The University of Michigan in Ann Arbor announced that alumna Eileen Lappin Weiser will gift the school $14.7 million to establish the Eileen Lappin Weiser Learning Sciences Center at the U-M School of Education.
Her gift represents the largest commitment in the School of Education’s 100-year history. The objective of establishing the center is to help reshape teaching and learning to meet the needs of many kinds of learners and prepare them for the jobs of the future.
“Today’s schools struggle to adapt to their learners’ needs. Far too many of our children and youth are falling through the cracks. Every child deserves the chance to learn and prepare well for life,” says Lappin Weiser. “We already know effective educational practices that can change a child’s education, and we find more every year. It’s time to help schools, teachers, and students do things differently.”
The center will strengthen the connections between research and practice by engaging numerous partners to study the many places and ways that learning happens. This will involve the design and testing of curricula for diverse learners, collaboration with teachers and administrators to promote evidence-based practices, and efforts to scale successful education solutions to be available to all learners.
According to U-M, studies have found that classroom learning experiences often feel meaningless to many students because the lessons are disconnected from their realities. Many of these students lack a sense of agency and choice in their learning. Furthermore, research has shown even students who are engaged by traditional schooling may not receive the education that best prepares them to enter our evolving economy.

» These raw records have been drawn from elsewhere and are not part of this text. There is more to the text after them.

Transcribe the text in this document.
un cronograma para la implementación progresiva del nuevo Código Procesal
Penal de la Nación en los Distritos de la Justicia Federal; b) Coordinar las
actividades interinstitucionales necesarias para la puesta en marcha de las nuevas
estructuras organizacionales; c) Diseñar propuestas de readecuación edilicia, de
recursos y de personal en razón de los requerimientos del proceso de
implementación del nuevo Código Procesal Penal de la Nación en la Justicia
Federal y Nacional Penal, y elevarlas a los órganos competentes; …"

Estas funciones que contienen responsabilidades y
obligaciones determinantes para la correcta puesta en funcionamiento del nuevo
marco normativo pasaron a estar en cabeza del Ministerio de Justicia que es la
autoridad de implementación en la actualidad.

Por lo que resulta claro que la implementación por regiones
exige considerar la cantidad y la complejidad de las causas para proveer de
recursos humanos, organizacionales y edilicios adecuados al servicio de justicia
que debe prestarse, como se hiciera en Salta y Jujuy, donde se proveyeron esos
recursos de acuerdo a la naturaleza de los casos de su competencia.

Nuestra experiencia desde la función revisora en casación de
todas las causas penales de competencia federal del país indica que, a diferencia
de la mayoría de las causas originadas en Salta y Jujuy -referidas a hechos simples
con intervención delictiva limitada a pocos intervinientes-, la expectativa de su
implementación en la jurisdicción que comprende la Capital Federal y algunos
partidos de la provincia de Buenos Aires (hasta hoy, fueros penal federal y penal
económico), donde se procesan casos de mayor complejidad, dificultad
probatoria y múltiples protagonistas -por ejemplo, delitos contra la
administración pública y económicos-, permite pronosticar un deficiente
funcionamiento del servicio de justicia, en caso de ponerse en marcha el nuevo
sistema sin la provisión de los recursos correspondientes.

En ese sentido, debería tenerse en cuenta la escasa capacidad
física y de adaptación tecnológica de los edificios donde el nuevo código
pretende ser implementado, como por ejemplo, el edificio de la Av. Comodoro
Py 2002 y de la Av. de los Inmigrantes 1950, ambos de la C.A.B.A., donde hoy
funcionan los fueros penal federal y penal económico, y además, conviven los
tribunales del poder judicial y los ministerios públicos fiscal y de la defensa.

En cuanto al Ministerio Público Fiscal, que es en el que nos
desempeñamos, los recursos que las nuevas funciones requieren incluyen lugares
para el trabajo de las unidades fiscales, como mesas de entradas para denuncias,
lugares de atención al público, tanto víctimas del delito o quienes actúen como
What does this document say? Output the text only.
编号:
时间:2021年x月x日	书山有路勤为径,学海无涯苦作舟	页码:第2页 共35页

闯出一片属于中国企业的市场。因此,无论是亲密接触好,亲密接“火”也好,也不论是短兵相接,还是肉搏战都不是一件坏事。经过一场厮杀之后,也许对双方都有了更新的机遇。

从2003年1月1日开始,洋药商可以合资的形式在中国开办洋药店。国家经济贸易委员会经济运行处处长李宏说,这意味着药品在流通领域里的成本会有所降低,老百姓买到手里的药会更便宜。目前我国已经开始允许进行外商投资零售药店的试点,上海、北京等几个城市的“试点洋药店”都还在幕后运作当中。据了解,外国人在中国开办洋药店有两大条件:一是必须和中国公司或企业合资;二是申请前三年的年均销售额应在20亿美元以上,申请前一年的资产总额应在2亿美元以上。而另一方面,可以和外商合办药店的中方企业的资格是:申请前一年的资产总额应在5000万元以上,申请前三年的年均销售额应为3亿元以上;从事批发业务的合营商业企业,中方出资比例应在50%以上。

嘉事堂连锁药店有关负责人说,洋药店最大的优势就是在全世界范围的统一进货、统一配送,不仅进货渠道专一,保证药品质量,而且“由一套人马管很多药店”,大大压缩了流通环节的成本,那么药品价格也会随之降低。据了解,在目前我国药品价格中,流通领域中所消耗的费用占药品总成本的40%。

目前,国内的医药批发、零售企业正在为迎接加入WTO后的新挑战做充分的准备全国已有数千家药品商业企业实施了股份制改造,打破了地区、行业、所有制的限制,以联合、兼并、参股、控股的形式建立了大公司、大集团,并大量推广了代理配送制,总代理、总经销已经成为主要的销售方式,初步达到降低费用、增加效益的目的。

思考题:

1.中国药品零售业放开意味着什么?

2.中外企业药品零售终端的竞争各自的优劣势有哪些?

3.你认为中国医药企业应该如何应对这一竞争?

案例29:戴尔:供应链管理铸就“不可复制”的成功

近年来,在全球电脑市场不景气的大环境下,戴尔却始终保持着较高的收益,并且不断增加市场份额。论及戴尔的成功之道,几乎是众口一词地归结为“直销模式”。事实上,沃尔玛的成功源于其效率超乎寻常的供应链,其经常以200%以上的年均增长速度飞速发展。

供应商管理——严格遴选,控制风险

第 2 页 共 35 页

The school also states there is evidence that project-based learning — in which students learn by exploring real-world questions and challenges — results in powerful learning experiences. Relatedly, place-based learning engages students in their physical environments, cultures, histories, and communities. However, these kinds of child- and youth-centered learning experiences aren’t available in most schools.
“We know how to organize and enact project- and place-based learning opportunities to help children and youth become problem-solvers who recognize the purpose of their learning,” says Elizabeth Birr Moje, dean of the U-M School of Education. “With the resources of The Eileen Lappin Weiser Learning Sciences Center, U-M can move findings of cutting-edge research into the hands of teachers, school leaders, and policymakers.”
The school will engage with teachers and leaders in its research-practice partnerships with The School at Marygrove and the Mitchell-Scarlett-Huron Teaching and Learning Collaborative. Researchers and teachers also will work together to produce new research findings generated from practice. This community-engaged work will shed light on what it takes to successfully bring project- and place-based work to life.
Lappin Weiser has served on Michigan’s State Board of Education, the National Assessment Governing Board, the Presidential Scholars Commission, the board of the Michigan Science Center, the Education Commission of the States, and the 21st Century Education Commission, among service to numerous other education, arts, and civic organizations.